I recall an essay of Thomas Nagel's I read some time ago, called "What it is to be a bat" or something along those lines. If my memory serves me, and Lord knows, I hope it doesn't serve anyone else, then the essential thrust is this; that I can imagine what it is like to be a bat, I can imagine what it is like to fly, to echo-locate, to eat moths, but until I actually *am* a bat, the best I can do is to imagine what it is like for *me* to be a bat. I can never understand 'batishness' until I have *been* a bat. Even if I flew and took up eating moths for lunch, I still wouldn't be *any* closer to knowing what it's like to be a bat. I'm still just acting in a bat-like way. It's just me doing what bats do.

There is, in the end, a sense of what it is like to be something that is unavailable to anything other than that thing. It all sounds obvious, but the implications for us poor social animals are rather serious.

About a month ago, Valentines day as a matter of fact, I arrived at work on time, around 7am. At roughly the same time, halfway around the world, Ala Khalil Abu-Ulbeh accelerated his bus, the same bus he had driven for ten years, to about 50mph. He then drove up onto the sidewalk and through a crowd of off-duty Israeli soldiers and civilians, killing eight instantly and injuring twenty. He was described as a 'family man' and a solid worker with no known connection to a terrorist organization.

It was not an isolated incident, nor has it passed without repercussions for the Palestinian community.

It's very easy to watch events like that unfold on TV and to hold an opinion on "what should be done." In fact, the people who present such news would like you to feel not only that it's possible to hold a valid opinion, but also that it's your moral obligation. They are in the business, after all, of selling you the feeling that staying informed is important, vital even.

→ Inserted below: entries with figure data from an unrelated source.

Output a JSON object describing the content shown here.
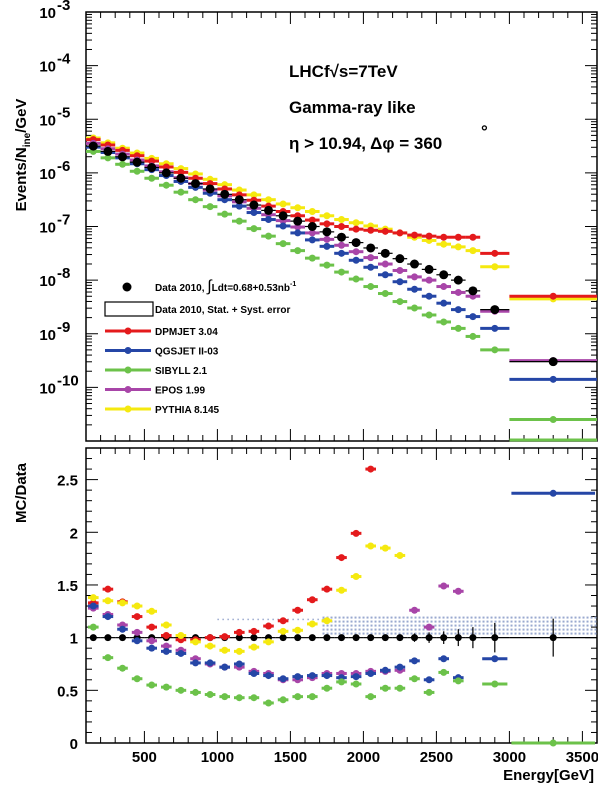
{
  "colors": {
    "red": "#e41a1c",
    "blue": "#2546a6",
    "green": "#6cc24a",
    "purple": "#a845a8",
    "yellow": "#f5e90f",
    "black": "#000000",
    "band": "#9aa9cf"
  },
  "chart_data": [
    {
      "type": "scatter",
      "xlabel": "",
      "ylabel": "Events/N_ine/GeV",
      "ylabel_main": "Events/N",
      "ylabel_sub": "ine",
      "ylabel_tail": "/GeV",
      "yscale": "log",
      "xlim": [
        100,
        3600
      ],
      "ylim_exp": [
        -11,
        -3
      ],
      "y_tick_labels": [
        "10",
        "10",
        "10",
        "10",
        "10",
        "10",
        "10",
        "10"
      ],
      "y_tick_exponents": [
        "-3",
        "-4",
        "-5",
        "-6",
        "-7",
        "-8",
        "-9",
        "-10"
      ],
      "y_tick_values_exp": [
        -3,
        -4,
        -5,
        -6,
        -7,
        -8,
        -9,
        -10
      ],
      "annotations": {
        "line1": "LHCf√s=7TeV",
        "line2": "Gamma-ray like",
        "line3": "η > 10.94, Δφ = 360",
        "degree": "°"
      },
      "legend_position": "lower-left",
      "legend": [
        {
          "key": "data",
          "label_a": "Data 2010, ",
          "label_b": "Ldt=0.68+0.53nb",
          "label_sup": "-1",
          "integral": "∫"
        },
        {
          "key": "syst",
          "label": "Data 2010, Stat. + Syst. error"
        },
        {
          "key": "red",
          "label": "DPMJET 3.04"
        },
        {
          "key": "blue",
          "label": "QGSJET II-03"
        },
        {
          "key": "green",
          "label": "SIBYLL 2.1"
        },
        {
          "key": "purple",
          "label": "EPOS 1.99"
        },
        {
          "key": "yellow",
          "label": "PYTHIA 8.145"
        }
      ],
      "x_bins": [
        100,
        200,
        300,
        400,
        500,
        600,
        700,
        800,
        900,
        1000,
        1100,
        1200,
        1300,
        1400,
        1500,
        1600,
        1700,
        1800,
        1900,
        2000,
        2100,
        2200,
        2300,
        2400,
        2500,
        2600,
        2700,
        2800,
        3000,
        3600
      ],
      "series": [
        {
          "key": "yellow",
          "name": "PYTHIA 8.145",
          "log_values": [
            -5.35,
            -5.44,
            -5.54,
            -5.63,
            -5.73,
            -5.83,
            -5.92,
            -6.02,
            -6.12,
            -6.22,
            -6.32,
            -6.41,
            -6.5,
            -6.58,
            -6.65,
            -6.72,
            -6.8,
            -6.87,
            -6.93,
            -6.99,
            -7.05,
            -7.12,
            -7.2,
            -7.26,
            -7.33,
            -7.38,
            -7.45,
            -7.75,
            -8.35
          ]
        },
        {
          "key": "red",
          "name": "DPMJET 3.04",
          "log_values": [
            -5.38,
            -5.48,
            -5.58,
            -5.68,
            -5.78,
            -5.89,
            -5.99,
            -6.1,
            -6.2,
            -6.3,
            -6.41,
            -6.51,
            -6.62,
            -6.72,
            -6.8,
            -6.88,
            -6.95,
            -7.0,
            -7.05,
            -7.07,
            -7.09,
            -7.12,
            -7.16,
            -7.18,
            -7.2,
            -7.2,
            -7.2,
            -7.5,
            -8.3
          ]
        },
        {
          "key": "purple",
          "name": "EPOS 1.99",
          "log_values": [
            -5.45,
            -5.55,
            -5.65,
            -5.76,
            -5.87,
            -5.98,
            -6.09,
            -6.2,
            -6.32,
            -6.43,
            -6.54,
            -6.66,
            -6.78,
            -6.89,
            -7.01,
            -7.12,
            -7.24,
            -7.35,
            -7.47,
            -7.58,
            -7.7,
            -7.82,
            -7.94,
            -8.0,
            -8.12,
            -8.23,
            -8.3,
            -8.58,
            -9.5
          ]
        },
        {
          "key": "blue",
          "name": "QGSJET II-03",
          "log_values": [
            -5.52,
            -5.62,
            -5.72,
            -5.83,
            -5.94,
            -6.05,
            -6.16,
            -6.27,
            -6.38,
            -6.5,
            -6.62,
            -6.74,
            -6.87,
            -6.99,
            -7.12,
            -7.25,
            -7.37,
            -7.5,
            -7.63,
            -7.76,
            -7.9,
            -8.03,
            -8.17,
            -8.3,
            -8.43,
            -8.55,
            -8.68,
            -8.9,
            -9.85
          ]
        },
        {
          "key": "green",
          "name": "SIBYLL 2.1",
          "log_values": [
            -5.6,
            -5.72,
            -5.84,
            -5.97,
            -6.1,
            -6.23,
            -6.36,
            -6.5,
            -6.63,
            -6.77,
            -6.9,
            -7.04,
            -7.18,
            -7.32,
            -7.45,
            -7.59,
            -7.72,
            -7.85,
            -7.98,
            -8.12,
            -8.25,
            -8.4,
            -8.52,
            -8.65,
            -8.78,
            -8.9,
            -9.05,
            -9.3,
            -10.6
          ]
        },
        {
          "key": "data",
          "name": "Data 2010",
          "log_values": [
            -5.5,
            -5.6,
            -5.7,
            -5.8,
            -5.9,
            -6.0,
            -6.1,
            -6.2,
            -6.3,
            -6.4,
            -6.5,
            -6.6,
            -6.7,
            -6.8,
            -6.9,
            -7.0,
            -7.1,
            -7.2,
            -7.3,
            -7.4,
            -7.5,
            -7.6,
            -7.7,
            -7.8,
            -7.9,
            -8.0,
            -8.2,
            -8.55,
            -9.52
          ]
        }
      ]
    },
    {
      "type": "scatter",
      "xlabel": "Energy[GeV]",
      "ylabel": "MC/Data",
      "xlim": [
        100,
        3600
      ],
      "ylim": [
        0,
        2.8
      ],
      "x_ticks": [
        500,
        1000,
        1500,
        2000,
        2500,
        3000,
        3500
      ],
      "x_tick_labels": [
        "500",
        "1000",
        "1500",
        "2000",
        "2500",
        "3000",
        "3500"
      ],
      "y_ticks": [
        0,
        0.5,
        1,
        1.5,
        2,
        2.5
      ],
      "y_tick_labels": [
        "0",
        "0.5",
        "1",
        "1.5",
        "2",
        "2.5"
      ],
      "band_range": [
        1720,
        3600
      ],
      "band_upper": 1.2,
      "series": [
        {
          "key": "data",
          "name": "Data 2010",
          "values": [
            1,
            1,
            1,
            1,
            1,
            1,
            1,
            1,
            1,
            1,
            1,
            1,
            1,
            1,
            1,
            1,
            1,
            1,
            1,
            1,
            1,
            1,
            1,
            1,
            1,
            1,
            1,
            1,
            1
          ],
          "errors": [
            0.02,
            0.02,
            0.02,
            0.02,
            0.02,
            0.02,
            0.02,
            0.02,
            0.02,
            0.02,
            0.02,
            0.02,
            0.02,
            0.02,
            0.02,
            0.02,
            0.02,
            0.02,
            0.02,
            0.03,
            0.03,
            0.03,
            0.04,
            0.05,
            0.06,
            0.08,
            0.1,
            0.14,
            0.18
          ]
        },
        {
          "key": "red",
          "name": "DPMJET 3.04",
          "values": [
            1.33,
            1.46,
            1.34,
            1.2,
            1.1,
            1.02,
            0.98,
            0.98,
            1.0,
            1.01,
            1.05,
            1.06,
            1.11,
            1.16,
            1.26,
            1.36,
            1.46,
            1.76,
            1.99,
            2.6,
            null,
            null,
            null,
            null,
            null,
            null,
            null,
            null,
            null
          ]
        },
        {
          "key": "yellow",
          "name": "PYTHIA 8.145",
          "values": [
            1.38,
            1.35,
            1.33,
            1.3,
            1.25,
            1.12,
            1.02,
            0.96,
            0.92,
            0.88,
            0.87,
            0.91,
            0.96,
            1.06,
            1.07,
            1.13,
            1.16,
            1.45,
            1.58,
            1.87,
            1.85,
            1.78,
            null,
            null,
            null,
            null,
            null,
            null,
            null
          ]
        },
        {
          "key": "purple",
          "name": "EPOS 1.99",
          "values": [
            1.28,
            1.22,
            1.12,
            1.05,
            0.97,
            0.92,
            0.88,
            0.8,
            0.75,
            0.72,
            0.72,
            0.68,
            0.66,
            0.6,
            0.6,
            0.62,
            0.66,
            0.66,
            0.66,
            0.68,
            0.68,
            0.69,
            1.26,
            1.1,
            1.49,
            1.44,
            null,
            null,
            null
          ]
        },
        {
          "key": "blue",
          "name": "QGSJET II-03",
          "values": [
            1.3,
            1.2,
            1.08,
            0.97,
            0.9,
            0.87,
            0.85,
            0.76,
            0.76,
            0.72,
            0.75,
            0.66,
            0.64,
            0.61,
            0.63,
            0.64,
            0.64,
            0.62,
            0.63,
            0.66,
            0.69,
            0.72,
            0.78,
            0.6,
            0.8,
            0.62,
            null,
            0.8,
            2.37
          ]
        },
        {
          "key": "green",
          "name": "SIBYLL 2.1",
          "values": [
            1.1,
            0.81,
            0.71,
            0.61,
            0.55,
            0.53,
            0.5,
            0.48,
            0.46,
            0.44,
            0.43,
            0.43,
            0.38,
            0.41,
            0.44,
            0.44,
            0.52,
            0.58,
            0.56,
            0.44,
            0.52,
            0.52,
            0.61,
            0.48,
            0.67,
            0.59,
            null,
            0.56,
            0.0
          ]
        }
      ]
    }
  ]
}
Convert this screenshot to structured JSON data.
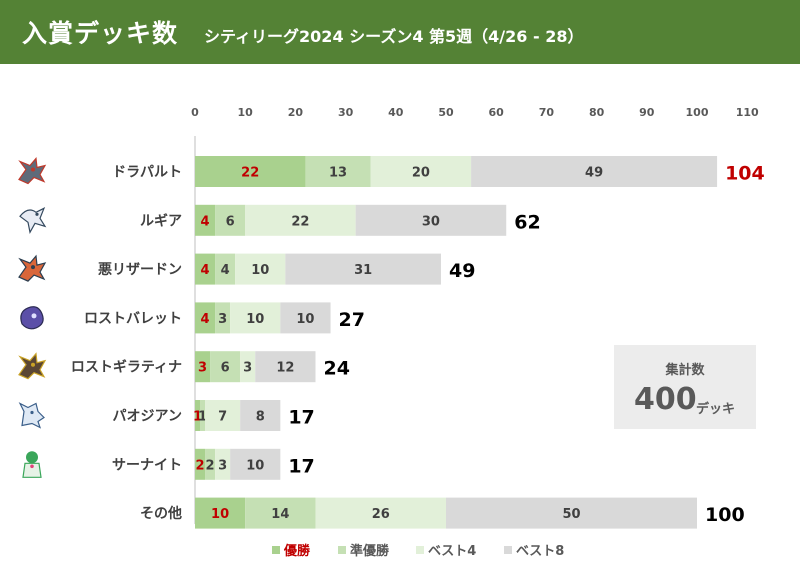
{
  "header": {
    "title": "入賞デッキ数",
    "subtitle": "シティリーグ2024 シーズン4 第5週（4/26 - 28）"
  },
  "summary": {
    "label": "集計数",
    "value": "400",
    "unit": "デッキ"
  },
  "colors": {
    "header_bg": "#548235",
    "win": "#a9d18e",
    "runner_up": "#c5e0b4",
    "best4": "#e2f0d9",
    "best8": "#d9d9d9",
    "win_text": "#c00000"
  },
  "chart_data": {
    "type": "bar",
    "orientation": "horizontal",
    "stacked": true,
    "categories": [
      "ドラパルト",
      "ルギア",
      "悪リザードン",
      "ロストバレット",
      "ロストギラティナ",
      "パオジアン",
      "サーナイト",
      "その他"
    ],
    "icons": [
      "dragapult-icon",
      "lugia-icon",
      "charizard-icon",
      "lost-box-icon",
      "giratina-icon",
      "chien-pao-icon",
      "gardevoir-icon",
      ""
    ],
    "series": [
      {
        "name": "優勝",
        "values": [
          22,
          4,
          4,
          4,
          3,
          1,
          2,
          10
        ]
      },
      {
        "name": "準優勝",
        "values": [
          13,
          6,
          4,
          3,
          6,
          1,
          2,
          14
        ]
      },
      {
        "name": "ベスト4",
        "values": [
          20,
          22,
          10,
          10,
          3,
          7,
          3,
          26
        ]
      },
      {
        "name": "ベスト8",
        "values": [
          49,
          30,
          31,
          10,
          12,
          8,
          10,
          50
        ]
      }
    ],
    "totals": [
      104,
      62,
      49,
      27,
      24,
      17,
      17,
      100
    ],
    "xlim": [
      0,
      110
    ],
    "xticks": [
      0,
      10,
      20,
      30,
      40,
      50,
      60,
      70,
      80,
      90,
      100,
      110
    ],
    "xaxis_position": "top",
    "grid": false,
    "legend_position": "bottom"
  }
}
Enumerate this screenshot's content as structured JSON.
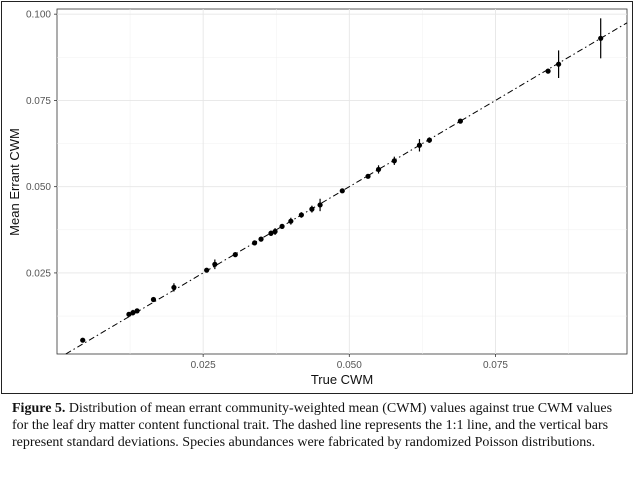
{
  "figure": {
    "caption_label": "Figure 5.",
    "caption_text": " Distribution of mean errant community-weighted mean (CWM) values against true CWM values for the leaf dry matter content functional trait. The dashed line represents the 1:1 line, and the vertical bars represent standard deviations. Species abundances were fabricated by randomized Poisson distributions."
  },
  "chart_data": {
    "type": "scatter",
    "xlabel": "True CWM",
    "ylabel": "Mean Errant CWM",
    "xlim": [
      0.0,
      0.0975
    ],
    "ylim": [
      0.0015,
      0.1015
    ],
    "xticks": [
      0.025,
      0.05,
      0.075
    ],
    "xtick_labels": [
      "0.025",
      "0.050",
      "0.075"
    ],
    "yticks": [
      0.025,
      0.05,
      0.075,
      0.1
    ],
    "ytick_labels": [
      "0.025",
      "0.050",
      "0.075",
      "0.100"
    ],
    "grid": true,
    "reference_line": {
      "type": "1:1",
      "style": "dashdot",
      "color": "#000000"
    },
    "point_color": "#000000",
    "points": [
      {
        "x": 0.0044,
        "y": 0.0055,
        "sd": 0.0003
      },
      {
        "x": 0.0123,
        "y": 0.013,
        "sd": 0.0006
      },
      {
        "x": 0.013,
        "y": 0.0135,
        "sd": 0.0008
      },
      {
        "x": 0.0137,
        "y": 0.014,
        "sd": 0.0006
      },
      {
        "x": 0.0165,
        "y": 0.0173,
        "sd": 0.0004
      },
      {
        "x": 0.02,
        "y": 0.0208,
        "sd": 0.0012
      },
      {
        "x": 0.0256,
        "y": 0.0258,
        "sd": 0.0006
      },
      {
        "x": 0.027,
        "y": 0.0275,
        "sd": 0.0014
      },
      {
        "x": 0.0305,
        "y": 0.0303,
        "sd": 0.0004
      },
      {
        "x": 0.0338,
        "y": 0.0337,
        "sd": 0.0004
      },
      {
        "x": 0.0349,
        "y": 0.0348,
        "sd": 0.0005
      },
      {
        "x": 0.0366,
        "y": 0.0365,
        "sd": 0.0008
      },
      {
        "x": 0.0373,
        "y": 0.037,
        "sd": 0.001
      },
      {
        "x": 0.0385,
        "y": 0.0385,
        "sd": 0.0005
      },
      {
        "x": 0.04,
        "y": 0.04,
        "sd": 0.001
      },
      {
        "x": 0.0418,
        "y": 0.0418,
        "sd": 0.0008
      },
      {
        "x": 0.0436,
        "y": 0.0435,
        "sd": 0.001
      },
      {
        "x": 0.045,
        "y": 0.0447,
        "sd": 0.0018
      },
      {
        "x": 0.0488,
        "y": 0.0488,
        "sd": 0.0004
      },
      {
        "x": 0.0532,
        "y": 0.053,
        "sd": 0.0006
      },
      {
        "x": 0.055,
        "y": 0.055,
        "sd": 0.0012
      },
      {
        "x": 0.0577,
        "y": 0.0575,
        "sd": 0.0012
      },
      {
        "x": 0.062,
        "y": 0.062,
        "sd": 0.0018
      },
      {
        "x": 0.0637,
        "y": 0.0635,
        "sd": 0.0008
      },
      {
        "x": 0.069,
        "y": 0.069,
        "sd": 0.0006
      },
      {
        "x": 0.084,
        "y": 0.0835,
        "sd": 0.0004
      },
      {
        "x": 0.0858,
        "y": 0.0855,
        "sd": 0.004
      },
      {
        "x": 0.093,
        "y": 0.093,
        "sd": 0.0058
      }
    ]
  }
}
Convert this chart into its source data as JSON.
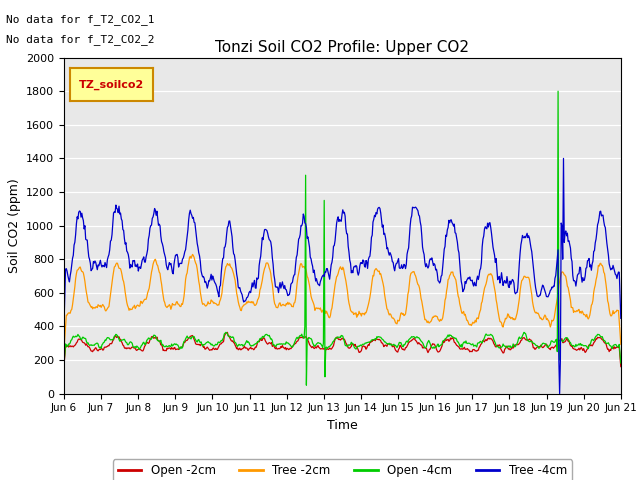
{
  "title": "Tonzi Soil CO2 Profile: Upper CO2",
  "ylabel": "Soil CO2 (ppm)",
  "xlabel": "Time",
  "no_data_text1": "No data for f_T2_CO2_1",
  "no_data_text2": "No data for f_T2_CO2_2",
  "legend_label": "TZ_soilco2",
  "series_labels": [
    "Open -2cm",
    "Tree -2cm",
    "Open -4cm",
    "Tree -4cm"
  ],
  "series_colors": [
    "#cc0000",
    "#ff9900",
    "#00cc00",
    "#0000cc"
  ],
  "ylim": [
    0,
    2000
  ],
  "tick_labels": [
    "Jun 6",
    "Jun 7",
    "Jun 8",
    "Jun 9",
    "Jun 10",
    "Jun 11",
    "Jun 12",
    "Jun 13",
    "Jun 14",
    "Jun 15",
    "Jun 16",
    "Jun 17",
    "Jun 18",
    "Jun 19",
    "Jun 20",
    "Jun 21"
  ],
  "bg_color": "#e8e8e8"
}
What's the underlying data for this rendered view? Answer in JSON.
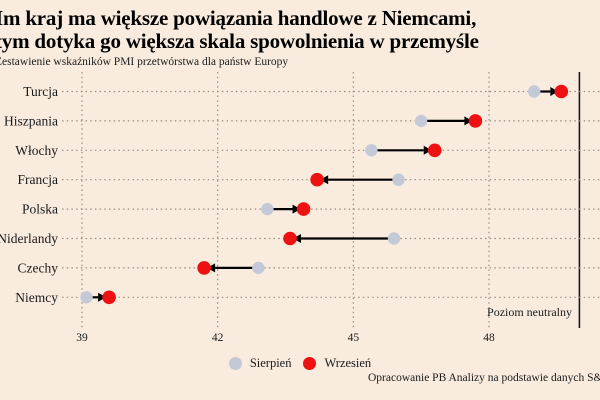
{
  "title": {
    "line1": "Im kraj ma większe powiązania handlowe z Niemcami,",
    "line2": "tym dotyka go większa skala spowolnienia w przemyśle"
  },
  "subtitle": "Zestawienie wskaźników PMI przetwórstwa dla państw Europy",
  "neutral_label": "Poziom neutralny",
  "legend": {
    "august": "Sierpień",
    "september": "Wrzesień"
  },
  "source": "Opracowanie PB Analizy na podstawie danych S&P Global",
  "colors": {
    "background": "#f9ecdf",
    "august_dot": "#c3c9d7",
    "september_dot": "#ee1111",
    "arrow": "#000000",
    "grid": "#958d81",
    "neutral_line": "#1a1a1a",
    "text": "#1a1a1a"
  },
  "chart_data": {
    "type": "dumbbell-arrow",
    "title": "Zestawienie wskaźników PMI przetwórstwa dla państw Europy",
    "xlabel": "",
    "ylabel": "",
    "categories": [
      "Turcja",
      "Hiszpania",
      "Włochy",
      "Francja",
      "Polska",
      "Niderlandy",
      "Czechy",
      "Niemcy"
    ],
    "series": [
      {
        "name": "Sierpień",
        "values": [
          49.0,
          46.5,
          45.4,
          46.0,
          43.1,
          45.9,
          42.9,
          39.1
        ]
      },
      {
        "name": "Wrzesień",
        "values": [
          49.6,
          47.7,
          46.8,
          44.2,
          43.9,
          43.6,
          41.7,
          39.6
        ]
      }
    ],
    "x_ticks": [
      39,
      42,
      45,
      48
    ],
    "xlim": [
      37.2,
      50.5
    ],
    "neutral_value": 50,
    "grid": "dotted",
    "legend_position": "bottom"
  }
}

Obviously, it's permissible, _required_, some might say, to hold a moral opinion on the act itself. Driving a bus through a line of teenagers is unacceptable whatever your personal reasons. So is putting a guided missile through the rear doors of an ambulance. What is not so easy is to address the motivations that lead someone to behave that way.

Clearly there is a great difference between my ability to imagine myself as a bat and my ability to imagine what it is like to live on the Gaza strip. Nevertheless, _imagining_ is exactly what I am doing in both cases. I'm not a Palestinian. I'm not an Israeli. They are not I. I can watch hours of demonstrations and mortar attacks and blood smeared sheets on CNN, but in the end I will be no closer to knowing what is motivating the people involved or forming a useful opinion of how to change them.

What saddens me is the number of people who are apparently prepared to stake their political credibility on pretending they can. Quick fixes get votes. They look good on TV. They make the people back home happy and in the end, they're the one's who vote. It seems one administration after another wants to try to 'fix' Palestine.

You know, the British did a great job already and they didn't even have CNN to make sure they looked good in the press conference. Just ask Mr. Abu-Ulbeh.